9 Maintenance Workflows

A workflow is a CLI script that is uploaded to and managed by Oracle ZFS Storage Appliance by itself. Workflows can be parameterized and executed in a first-class fashion from either the browser interface or the command line interface. Workflows may also be optionally executed as alert or at a designated time. As such, workflows allow for the appliance to be extended in ways that capture specific policies and procedures, and can be used (for example) to formally encode best practices for a particular organization or application.

To use workflows, use the following sections:

• Understanding Workflows

• Understanding Workflow Parameters

• Constrained Workflow Parameters

• Optional Workflow Parameters

• Workflow Error Handling

• Workflow Input Validation

• Workflow Execution Auditing and Reporting

• Understanding Workflow Versioning

• Using Workflows for Alert Actions

• Creating and Posting Custom Alerts from Within a Workflow

• Using Scheduled Workflows

• Using a Scheduled Workflow

• Coding Workflow Schedules

• Creating a Worksheet Based on a Specified Drive Type

• Uploading and Executing Workflows using the BUI

• Downloading Workflows using the CLI

• Listing Workflows using the CLI

• Executing Workflows using the CLI

• Auditing Workflows using the CLI

Workflow Authorizations

Access to workflows is controlled on a per-workflow basis. By default, an administrator can see, execute, and manage only workflows that the administrator owns. To see or execute a workflow owned by another user, the administrator must have the appropriate workflow read authorization.

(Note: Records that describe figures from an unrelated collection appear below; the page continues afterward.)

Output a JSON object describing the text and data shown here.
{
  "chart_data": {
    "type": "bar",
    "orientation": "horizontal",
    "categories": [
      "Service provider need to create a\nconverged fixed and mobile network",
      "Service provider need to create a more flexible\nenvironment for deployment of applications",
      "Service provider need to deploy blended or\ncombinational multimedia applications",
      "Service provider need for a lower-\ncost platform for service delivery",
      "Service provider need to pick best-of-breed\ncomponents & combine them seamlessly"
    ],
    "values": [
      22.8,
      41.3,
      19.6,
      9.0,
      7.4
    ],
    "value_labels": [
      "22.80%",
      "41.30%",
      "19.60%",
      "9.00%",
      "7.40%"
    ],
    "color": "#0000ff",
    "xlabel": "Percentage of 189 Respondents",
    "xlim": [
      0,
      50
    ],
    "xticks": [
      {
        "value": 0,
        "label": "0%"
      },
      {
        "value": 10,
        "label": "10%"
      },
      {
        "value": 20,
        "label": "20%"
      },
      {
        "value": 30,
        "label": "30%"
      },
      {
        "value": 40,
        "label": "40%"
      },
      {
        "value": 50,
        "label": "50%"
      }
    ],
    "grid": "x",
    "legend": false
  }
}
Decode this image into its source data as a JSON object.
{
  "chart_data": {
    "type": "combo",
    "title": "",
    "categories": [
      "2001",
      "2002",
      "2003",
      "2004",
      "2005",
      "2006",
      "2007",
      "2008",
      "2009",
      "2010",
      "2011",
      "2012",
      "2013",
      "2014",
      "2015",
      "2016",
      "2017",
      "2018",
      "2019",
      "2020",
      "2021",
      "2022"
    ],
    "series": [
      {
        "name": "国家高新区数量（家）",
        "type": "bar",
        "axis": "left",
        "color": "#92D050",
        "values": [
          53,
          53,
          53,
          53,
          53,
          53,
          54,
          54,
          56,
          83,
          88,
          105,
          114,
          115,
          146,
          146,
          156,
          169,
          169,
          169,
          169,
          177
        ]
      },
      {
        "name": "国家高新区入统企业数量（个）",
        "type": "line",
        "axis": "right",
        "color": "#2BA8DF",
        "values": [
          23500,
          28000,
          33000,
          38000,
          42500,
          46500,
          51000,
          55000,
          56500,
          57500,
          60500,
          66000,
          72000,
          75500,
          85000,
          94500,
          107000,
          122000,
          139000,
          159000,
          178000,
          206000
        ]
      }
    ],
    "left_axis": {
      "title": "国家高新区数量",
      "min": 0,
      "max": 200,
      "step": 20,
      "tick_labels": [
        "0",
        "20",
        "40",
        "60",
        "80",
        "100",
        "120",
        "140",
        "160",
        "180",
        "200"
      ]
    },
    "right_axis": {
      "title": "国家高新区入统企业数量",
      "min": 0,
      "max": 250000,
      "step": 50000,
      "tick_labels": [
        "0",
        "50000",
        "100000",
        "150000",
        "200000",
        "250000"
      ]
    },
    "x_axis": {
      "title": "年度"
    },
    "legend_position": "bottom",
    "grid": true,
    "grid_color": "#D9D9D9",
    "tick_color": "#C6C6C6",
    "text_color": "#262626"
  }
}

There is no separate authorization for viewing a workflow and executing a workflow. The same authorization that allows a workflow to be seen also allows it to be run.

The following workflow authorizations are used to control access to workflows:

workflow.<owner>.<uuid>.read	Required to see and run a workflow. An administrator can be granted the ability to see and run any workflow by being granted workflow.*.*.read. If the setid property is set, the workflow runs as the owner.
workflow.<owner>.<uuid>.modify	Required to make changes to a workflow, including changes to the setid property.
workflow.<owner>.<uuid>.changeOwner	Required to change the owner of a workflow. In this authorization, <owner> denotes the new owner of the workflow.

When changing the owner of a workflow, the user must satisfy one of the following conditions:

• The user is the current owner of the workflow and has workflow.<target_owner>.*.changeOwner.
• The user has both workflow.<current_owner>..modify and workflow.<target_owner>..changeOwner.

Changing the owner property does not clear the setid property. Because changing the setid property itself requires workflow.<owner>.<uuid>.modify, preserving setid avoids requiring additional authorizations when an administrator uploads or manages a workflow supplied by support.

Caution should be used when granting workflow authorizations. Granting an administrator workflow...read, workflow...modify, and workflow...changeOwner effectively gives that administrator equivalent to root access through workflows, because the administrator can upload a workflow, change its ownership, and cause it to execute as root. The workflow.<owner>.<uuid>.changeOwner authorization should therefore be granted only to a very limited set of trusted administrators.